I'm the "business" guy / co-founder over at WooThemes. Our business has 3 co-founders and over the years all 3 of us have evolved our roles to focus on the specific parts of the business of which we're most passionate about.
When we started the company, we were bootstrapping and as a result all 3 of us were hands-on-deck & in DIY-mode in terms of being involved in the actual production of our products, as well all the business & admin stuff. But as we grew the team and hired designers, developers & a support team, our roles changed quite drastically.
So at the moment, my role within the company would be generally regarded as being the "business guy". Most of the writing on this topic tends to agree that a triumvirate of co-founders (a designer, a developer & someone taking care of the business-side of things) is the ideal mix of skills in an online startup. Even though neither of us are exclusively responsible for one part of the business, there are obviously things that I do more and take more responsibility for as a result.

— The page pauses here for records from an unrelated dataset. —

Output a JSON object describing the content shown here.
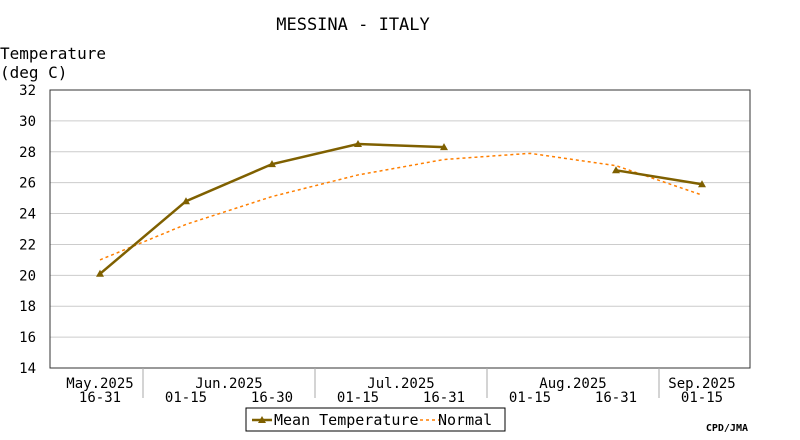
{
  "chart_data": {
    "type": "line",
    "title": "MESSINA - ITALY",
    "ylabel_line1": "Temperature",
    "ylabel_line2": "(deg C)",
    "ylim": [
      14,
      32
    ],
    "yticks": [
      14,
      16,
      18,
      20,
      22,
      24,
      26,
      28,
      30,
      32
    ],
    "x_periods": [
      "2025-05-16/31",
      "2025-06-01/15",
      "2025-06-16/30",
      "2025-07-01/15",
      "2025-07-16/31",
      "2025-08-01/15",
      "2025-08-16/31",
      "2025-09-01/15"
    ],
    "month_labels": [
      {
        "label": "May.2025",
        "period_index": 0
      },
      {
        "label": "Jun.2025",
        "period_index": 1.5
      },
      {
        "label": "Jul.2025",
        "period_index": 3.5
      },
      {
        "label": "Aug.2025",
        "period_index": 5.5
      },
      {
        "label": "Sep.2025",
        "period_index": 7
      }
    ],
    "half_labels": [
      "16-31",
      "01-15",
      "16-30",
      "01-15",
      "16-31",
      "01-15",
      "16-31",
      "01-15"
    ],
    "month_boundaries_after_period": [
      0,
      2,
      4,
      6
    ],
    "grid": true,
    "series": [
      {
        "name": "Mean Temperature",
        "color": "#7f6000",
        "style": "solid-triangle",
        "segments": [
          [
            [
              0,
              20.1
            ],
            [
              1,
              24.8
            ],
            [
              2,
              27.2
            ],
            [
              3,
              28.5
            ],
            [
              4,
              28.3
            ]
          ],
          [
            [
              6,
              26.8
            ],
            [
              7,
              25.9
            ]
          ]
        ]
      },
      {
        "name": "Normal",
        "color": "#ff7f00",
        "style": "dashed",
        "points": [
          [
            0,
            21.0
          ],
          [
            1,
            23.3
          ],
          [
            2,
            25.1
          ],
          [
            3,
            26.5
          ],
          [
            4,
            27.5
          ],
          [
            5,
            27.9
          ],
          [
            6,
            27.1
          ],
          [
            7,
            25.2
          ]
        ]
      }
    ],
    "legend_position": "bottom-center",
    "source": "CPD/JMA"
  }
}
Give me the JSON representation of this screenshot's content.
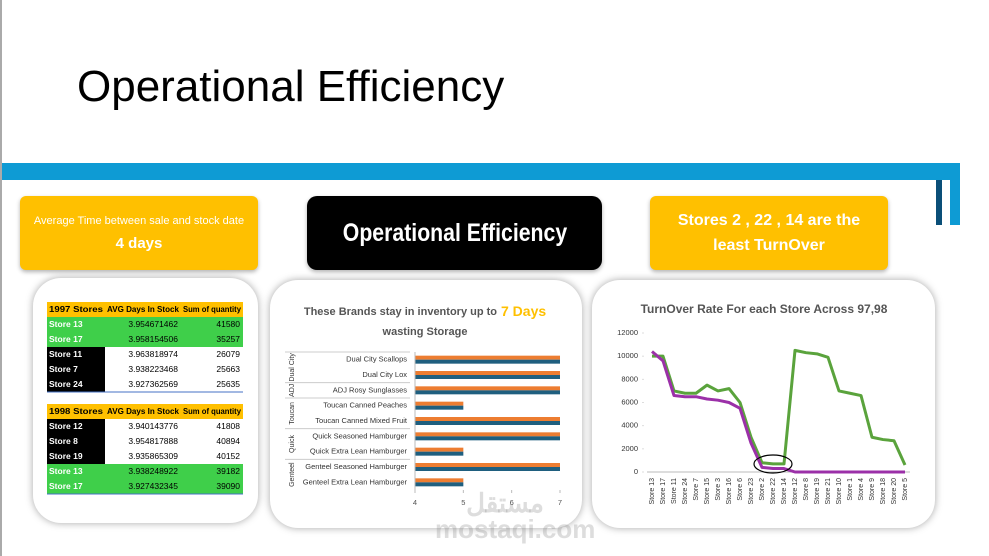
{
  "title": "Operational Efficiency",
  "cards": [
    {
      "line1": "Average Time between sale and stock date",
      "line2": "4 days"
    },
    {
      "line1": "Operational Efficiency"
    },
    {
      "line1": "Stores 2 , 22 , 14 are the least TurnOver"
    }
  ],
  "tables": [
    {
      "header": [
        "1997 Stores",
        "AVG Days In Stock",
        "Sum of quantity"
      ],
      "rows": [
        [
          "Store 13",
          "3.954671462",
          "41580"
        ],
        [
          "Store 17",
          "3.958154506",
          "35257"
        ],
        [
          "Store 11",
          "3.963818974",
          "26079"
        ],
        [
          "Store 7",
          "3.938223468",
          "25663"
        ],
        [
          "Store 24",
          "3.927362569",
          "25635"
        ]
      ],
      "green_rows": [
        0,
        1
      ]
    },
    {
      "header": [
        "1998 Stores",
        "AVG Days In Stock",
        "Sum of quantity"
      ],
      "rows": [
        [
          "Store 12",
          "3.940143776",
          "41808"
        ],
        [
          "Store 8",
          "3.954817888",
          "40894"
        ],
        [
          "Store 19",
          "3.935865309",
          "40152"
        ],
        [
          "Store 13",
          "3.938248922",
          "39182"
        ],
        [
          "Store 17",
          "3.927432345",
          "39090"
        ]
      ],
      "green_rows": [
        3,
        4
      ]
    }
  ],
  "chart_data": [
    {
      "type": "hbar",
      "title_prefix": "These Brands stay in inventory up to",
      "title_highlight": "7 Days",
      "title_suffix": "wasting Storage",
      "categories": [
        "Dual City Scallops",
        "Dual City Lox",
        "ADJ Rosy Sunglasses",
        "Toucan Canned Peaches",
        "Toucan Canned Mixed Fruit",
        "Quick Seasoned Hamburger",
        "Quick Extra Lean Hamburger",
        "Genteel Seasoned Hamburger",
        "Genteel Extra Lean Hamburger"
      ],
      "groups": [
        {
          "label": "Dual City",
          "size": 2
        },
        {
          "label": "ADJ",
          "size": 1
        },
        {
          "label": "Toucan",
          "size": 2
        },
        {
          "label": "Quick",
          "size": 2
        },
        {
          "label": "Genteel",
          "size": 2
        }
      ],
      "series": [
        {
          "color": "#ed7d31",
          "values": [
            7,
            7,
            7,
            5,
            7,
            7,
            5,
            7,
            5
          ]
        },
        {
          "color": "#1f5f7f",
          "values": [
            7,
            7,
            7,
            5,
            7,
            7,
            5,
            7,
            5
          ]
        }
      ],
      "xlim": [
        4,
        7
      ],
      "xticks": [
        4,
        5,
        6,
        7
      ]
    },
    {
      "type": "line",
      "title": "TurnOver Rate For each Store Across 97,98",
      "categories": [
        "Store 13",
        "Store 17",
        "Store 11",
        "Store 24",
        "Store 7",
        "Store 15",
        "Store 3",
        "Store 16",
        "Store 6",
        "Store 23",
        "Store 2",
        "Store 22",
        "Store 14",
        "Store 12",
        "Store 8",
        "Store 19",
        "Store 21",
        "Store 10",
        "Store 1",
        "Store 4",
        "Store 9",
        "Store 18",
        "Store 20",
        "Store 5"
      ],
      "series": [
        {
          "color": "#5aa33c",
          "values": [
            10000,
            10000,
            7000,
            6800,
            6800,
            7500,
            7000,
            7200,
            6000,
            3000,
            800,
            700,
            700,
            10500,
            10300,
            10200,
            9900,
            7000,
            6800,
            6600,
            3000,
            2800,
            2700,
            600
          ]
        },
        {
          "color": "#9b30a8",
          "values": [
            10400,
            9600,
            6600,
            6500,
            6500,
            6300,
            6200,
            6000,
            5500,
            2500,
            400,
            300,
            300,
            0,
            0,
            0,
            0,
            0,
            0,
            0,
            0,
            0,
            0,
            0
          ]
        }
      ],
      "ylim": [
        0,
        12000
      ],
      "yticks": [
        0,
        2000,
        4000,
        6000,
        8000,
        10000,
        12000
      ]
    }
  ],
  "watermark": "مستقل mostaqi.com"
}
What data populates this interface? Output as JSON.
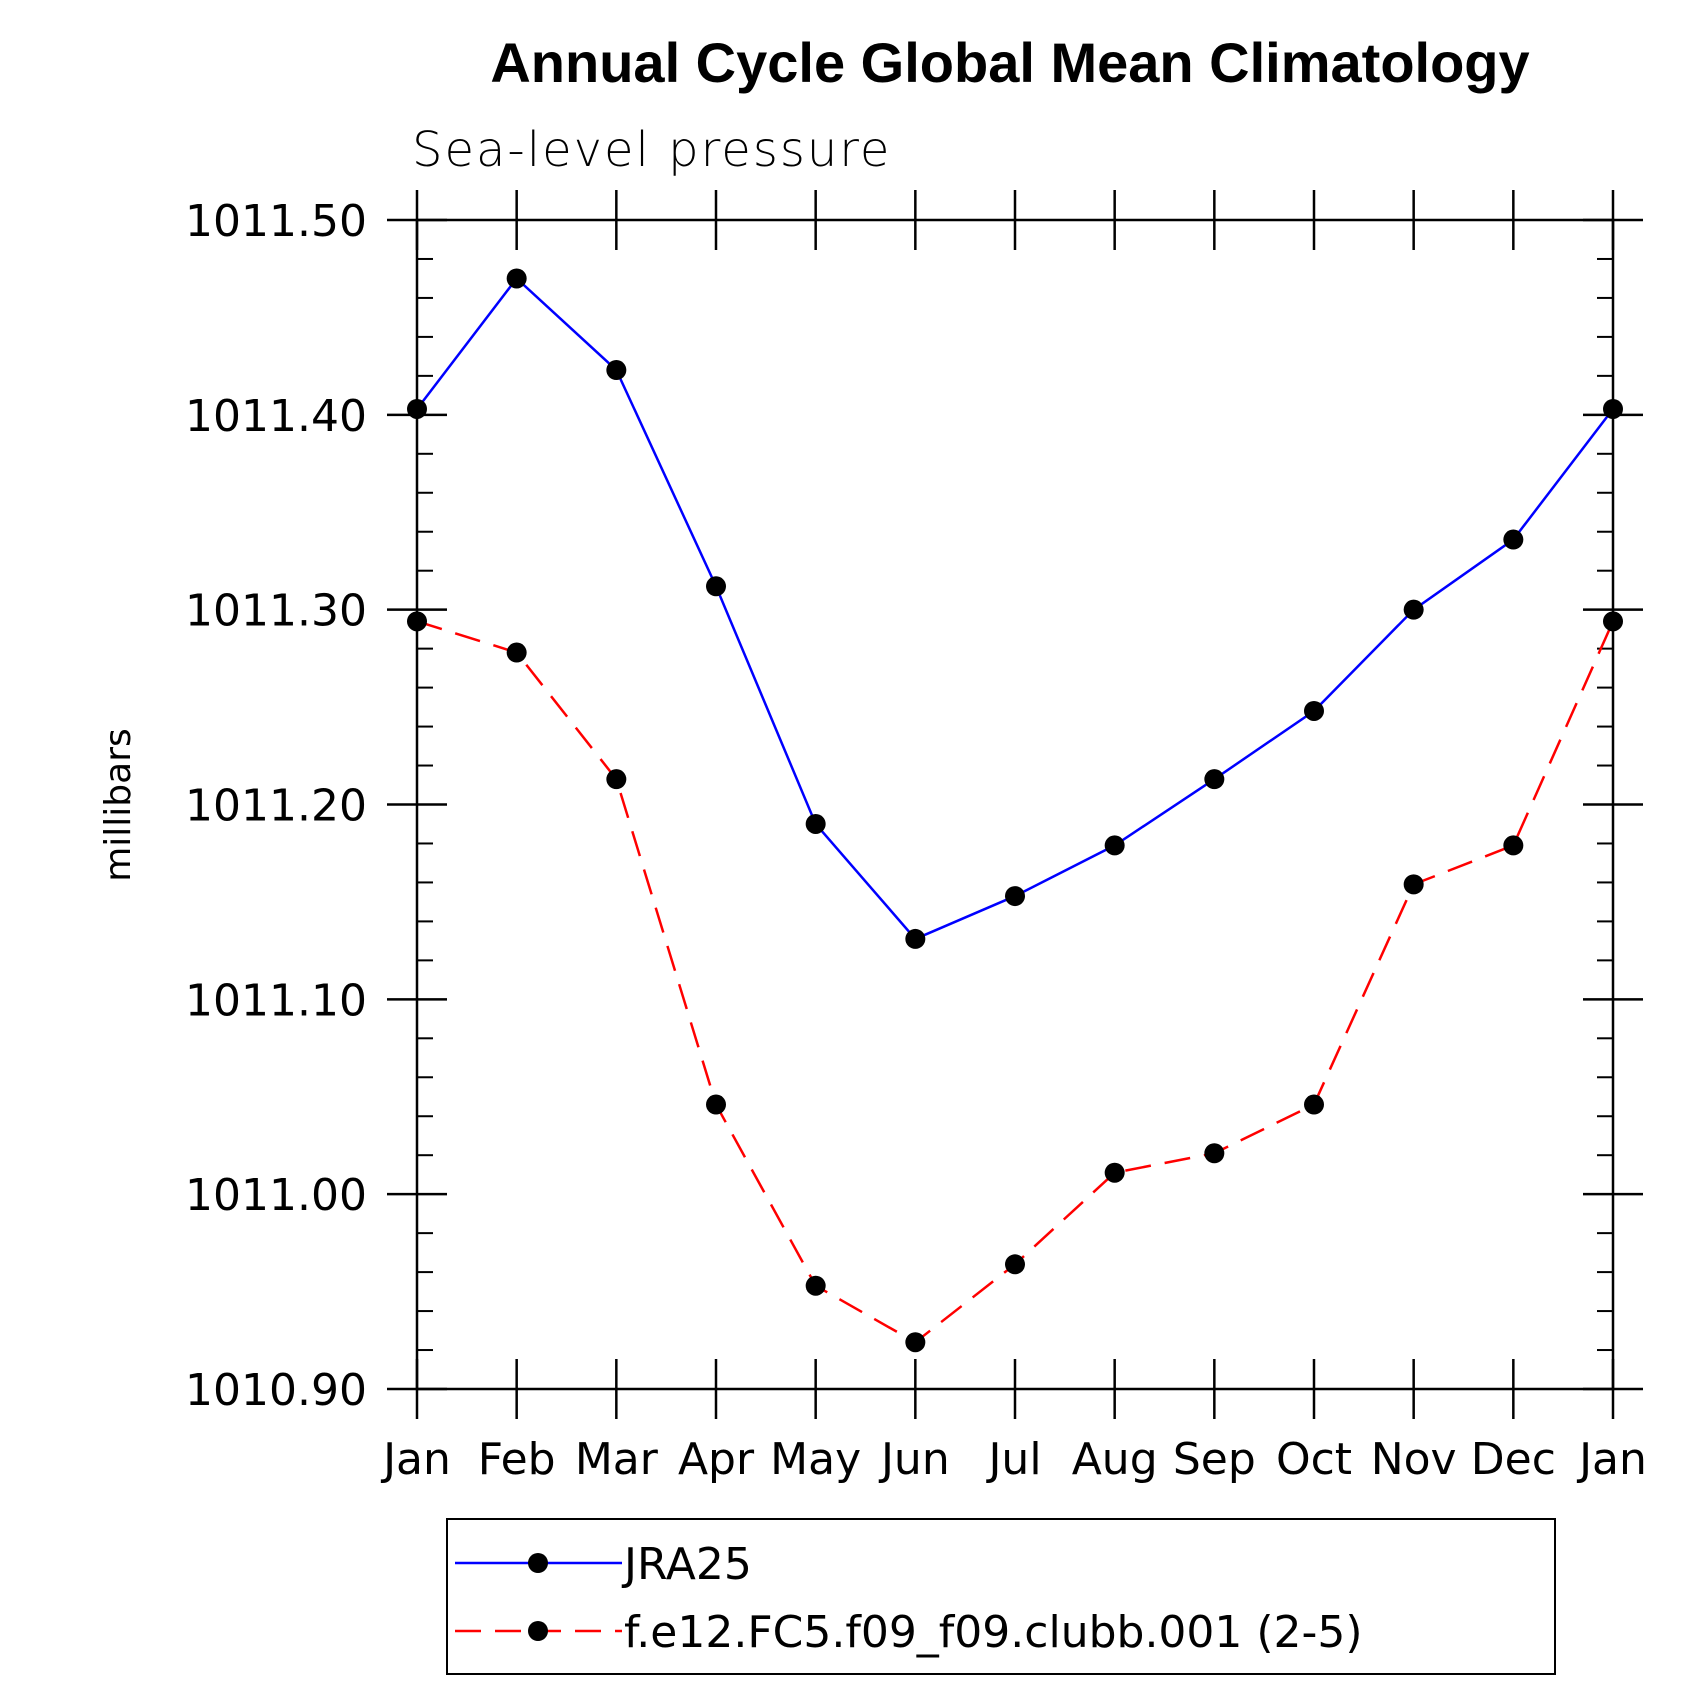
{
  "chart_data": {
    "type": "line",
    "title": "Annual Cycle Global Mean Climatology",
    "subtitle": "Sea-level pressure",
    "ylabel": "millibars",
    "xlabel": "",
    "categories": [
      "Jan",
      "Feb",
      "Mar",
      "Apr",
      "May",
      "Jun",
      "Jul",
      "Aug",
      "Sep",
      "Oct",
      "Nov",
      "Dec",
      "Jan"
    ],
    "ylim": [
      1010.9,
      1011.5
    ],
    "yticks": [
      1010.9,
      1011.0,
      1011.1,
      1011.2,
      1011.3,
      1011.4,
      1011.5
    ],
    "ytick_labels": [
      "1010.90",
      "1011.00",
      "1011.10",
      "1011.20",
      "1011.30",
      "1011.40",
      "1011.50"
    ],
    "series": [
      {
        "name": "JRA25",
        "color": "#0000ff",
        "dash": "solid",
        "values": [
          1011.403,
          1011.47,
          1011.423,
          1011.312,
          1011.19,
          1011.131,
          1011.153,
          1011.179,
          1011.213,
          1011.248,
          1011.3,
          1011.336,
          1011.403
        ]
      },
      {
        "name": "f.e12.FC5.f09_f09.clubb.001 (2-5)",
        "color": "#ff0000",
        "dash": "dashed",
        "values": [
          1011.294,
          1011.278,
          1011.213,
          1011.046,
          1010.953,
          1010.924,
          1010.964,
          1011.011,
          1011.021,
          1011.046,
          1011.159,
          1011.179,
          1011.294
        ]
      }
    ],
    "legend_position": "bottom"
  },
  "colors": {
    "marker": "#000000",
    "axis": "#000000"
  }
}
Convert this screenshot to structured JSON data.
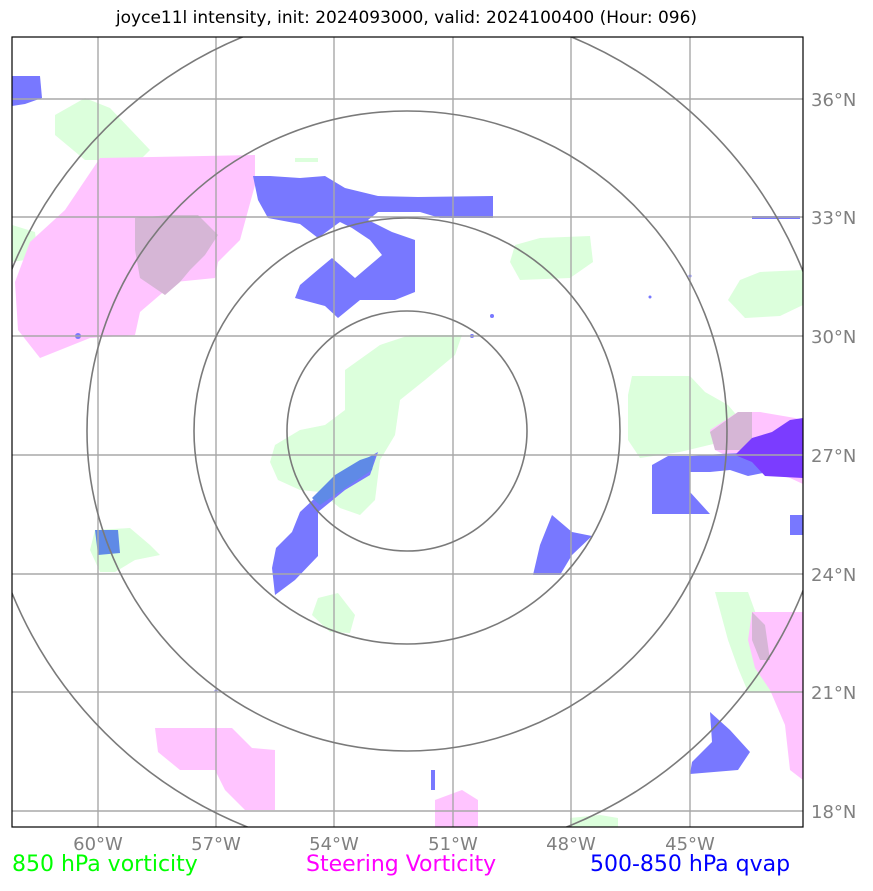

This is generally what I spend my days doing:
Not a bad job, right?
- I do all of the marketing & tracking of the campaigns.
- I do most of the blogging.
- Exploring potential business development opportunities.
- Networking with whoever.
- Managing collaborations.
- I try coordinate all of our daily / weekly / monthly efforts to assure that we're hitting our strategic aims. I tend to take a step back from individual tasks / projects and take a more holistic look at the stuff we're doing.
- Interacting with the WooThemes community across all channels.
:) Well, whilst this is 100% what I'd like to do every day, it doesn't come without its own set of challenges.
Nothing in life is ever perfect.
Remember that! :) Heck, if anything was perfect, life would be pretty boring in that we'd have nothing we could improve on.
These are the challenges of my job as the "business guy" at the moment:
- I haven't been designing or coding for ages, so if I have an idea or the team decides to put a little campaign together, I need to wait for one of the guys on the team to handle the design / code of the project before I can continue with my tasks on that project. This inevitably means that there is gaps between the conceptualization of a project and the execution thereof, which sometimes means it is tough to keep the motivation and momentum going for that project.
- There's a seemingly obvious list of priorities: bugs, products and then everything else. So guess what falls off the radar? Everything else. Guess what a big part of my job is? Everything else... :)
- As a result of the above two points, I generally have items on my to do list that takes ages to tick off. Either they're not top-most priority or I need to wait for someone on the team to "help me out". Neither is wrong, but I don't get the satisfaction of feeling that I've accomplished certain things by ticking them off.
- I obviously understand our products and wouldn't be able to market them without that intimate knowledge. But I don't understand the complexity and detail anymore, as I'm out of the development game. I don't understand why certain bugs are harder to fix and why it seems (to me) that all we do is fix bugs or upgrade existing functionality (instead of developing new, groundbreaking products). I need to take the queue from the rest of the team on this and I think we'd all agree that where communication is involved, it's always a bit of a challenge. :)
- I spend a lot of time trying to tie up loose ends & making sure everyone is on the same page. This doesn't deliver an actual "result" in itself, but does help in getting the work done indirectly.
- Some days I spend the whole day answering e-mail, yet it doesn't feel like I've been working. Self-doubt is a massive issue.
If you've read my blog you'll know that I don't mind being personal and sharing emotions - yes, emotions - in explaining my mindset and experiences as a business owner & entrepreneur. So I don't pretend to think that these challenges are the worst in the world, but I do think they're pretty significant and most co-founders in my position should share similar experiences.
What are your experiences in this regard?